The Wikipedia article on k-wise independent hash functions (which uses the above definition) claims that the definition is equivalent to the following two conditions:

(i) For all $$x \in D$$, $$h(x)$$ is uniformly distributed in $$R$$ given that $$h$$ is randomly chosen from $$H$$.

(ii) For any fixed distinct keys $$x_1, x_2,\dots, x_k \in D$$, as $$h$$ is randomly drawn from $$H$$, the hash codes $$h(x_1), h(x_2), \dots, h(x_k)$$ are independent random variables.

It is not obvious to me how one proves (i) from the above definition without explicitly assuming (ii) in the definition as well (and vice-versa). How is the definition sufficient for proving both (i) and (ii)?

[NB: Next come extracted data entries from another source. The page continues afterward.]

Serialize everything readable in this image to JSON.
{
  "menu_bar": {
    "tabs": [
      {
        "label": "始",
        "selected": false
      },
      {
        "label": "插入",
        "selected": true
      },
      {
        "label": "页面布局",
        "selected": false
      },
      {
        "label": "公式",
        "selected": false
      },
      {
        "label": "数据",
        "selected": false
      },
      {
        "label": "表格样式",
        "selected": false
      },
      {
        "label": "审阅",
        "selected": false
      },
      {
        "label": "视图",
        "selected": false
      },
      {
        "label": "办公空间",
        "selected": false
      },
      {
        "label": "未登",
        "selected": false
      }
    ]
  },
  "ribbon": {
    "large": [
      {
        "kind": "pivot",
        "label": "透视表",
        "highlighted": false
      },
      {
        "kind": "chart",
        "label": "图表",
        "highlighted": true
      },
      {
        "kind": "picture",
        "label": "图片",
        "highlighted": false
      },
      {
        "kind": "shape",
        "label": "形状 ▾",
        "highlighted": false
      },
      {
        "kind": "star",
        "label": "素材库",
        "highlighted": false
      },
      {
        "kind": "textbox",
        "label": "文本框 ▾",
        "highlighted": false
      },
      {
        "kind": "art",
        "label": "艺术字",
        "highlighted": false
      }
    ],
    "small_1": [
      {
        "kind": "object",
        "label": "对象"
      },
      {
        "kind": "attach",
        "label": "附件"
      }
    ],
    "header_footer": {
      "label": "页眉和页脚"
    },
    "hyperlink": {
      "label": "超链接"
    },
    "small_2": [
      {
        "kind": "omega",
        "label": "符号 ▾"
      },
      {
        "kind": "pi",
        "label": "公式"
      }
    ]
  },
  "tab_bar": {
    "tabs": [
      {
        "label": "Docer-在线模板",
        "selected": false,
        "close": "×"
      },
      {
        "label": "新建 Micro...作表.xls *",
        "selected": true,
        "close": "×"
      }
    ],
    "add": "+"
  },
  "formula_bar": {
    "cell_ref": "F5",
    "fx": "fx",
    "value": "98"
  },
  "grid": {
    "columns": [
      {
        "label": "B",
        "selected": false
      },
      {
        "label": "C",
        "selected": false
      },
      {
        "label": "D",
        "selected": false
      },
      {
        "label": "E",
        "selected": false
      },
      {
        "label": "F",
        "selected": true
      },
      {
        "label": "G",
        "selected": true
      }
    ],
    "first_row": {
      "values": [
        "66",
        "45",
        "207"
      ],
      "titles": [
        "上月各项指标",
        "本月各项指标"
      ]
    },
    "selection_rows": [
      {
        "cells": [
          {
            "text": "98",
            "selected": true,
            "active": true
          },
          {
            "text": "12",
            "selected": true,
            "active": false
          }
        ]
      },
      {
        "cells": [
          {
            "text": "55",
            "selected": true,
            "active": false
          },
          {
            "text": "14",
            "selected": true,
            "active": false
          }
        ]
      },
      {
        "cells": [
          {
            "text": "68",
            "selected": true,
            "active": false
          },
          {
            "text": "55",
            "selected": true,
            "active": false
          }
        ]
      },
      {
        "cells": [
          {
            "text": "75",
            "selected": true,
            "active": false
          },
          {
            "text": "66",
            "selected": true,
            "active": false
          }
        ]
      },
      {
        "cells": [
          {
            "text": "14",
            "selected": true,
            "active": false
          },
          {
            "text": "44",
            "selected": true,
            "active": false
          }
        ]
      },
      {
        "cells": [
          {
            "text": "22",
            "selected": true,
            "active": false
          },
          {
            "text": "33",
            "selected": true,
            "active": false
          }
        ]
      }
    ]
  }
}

Throughout, we assume that $$|D| \geq k$$.
Suppose that $$H$$ satisfies, for all distinct $$x_1,\dots,x_k \in D$$ and all $$y_1,\ldots,y_k \in R$$, $$\Pr_{h \in H}[h(x_1)=y_1,\ldots,h(x_k)=y_k] = \frac{1}{|R|^k}.$$ Now let $$x \in D$$ be arbitrary. Since $$|D| \geq k$$, we can find $$x_2,\ldots,x_k \in D$$ such that $$x,x_2,\ldots,x_k$$ are distinct. For each $$y \in R$$, $$\Pr_{h \in H}[h(x)=y] = \sum_{y_2,\ldots,y_k \in R} \Pr_{h \in H}[h(x)=y,h(x_2)=y_2,\ldots,h(x_k)=y_k] = \\ \sum_{y_2,\ldots,y_k \in R} \frac{1}{|R|^k} = \frac{|R|^{k-1}}{|R|^k} = \frac{1}{|R|}.$$ This proves (i). To see (ii), let $$x_1,\ldots,x_k \in D$$ be distinct. Then for all $$y_1,\ldots,y_k$$, $$\Pr_{h \in H}[h(x_1)=y_1,\ldots,h(x_k)=y_k] = \frac{1}{|R|^k} = \prod_{i=1}^k \frac{1}{|R|} = \prod_{i=1}^k \Pr_{h \in H}[h(x_i) = y_i].$$
In the other direction, suppose that (i) and (ii) hold. Then for all distinct $$x_1,\ldots,x_k \in D$$ and $$y_1,\ldots,y_k \in R$$, $$\Pr_{h \in H}[h(x_1)=y_1,\ldots,h(x_k)=y_k] = \prod_{i=1}^k \Pr_{h \in H}[h(x_i) = y_i] = \prod_{i=1}^k \frac{1}{|R|} = \frac{1}{|R|^k} .$$
• Nice, many thanks! How did it occur to you to view the event ${h(x) = y}$ as the union of events $\{h(x) = y, h(x_2) = y_2, ..., h(x_k) = y_k\}$ for all $(y_2, ..., y_k) \in R^{k-1}$? While I can understand and appreciate your proof, I'm concerned something crucial in my understanding of basic probability theory is missing for me to have this kind of intuition for such problems.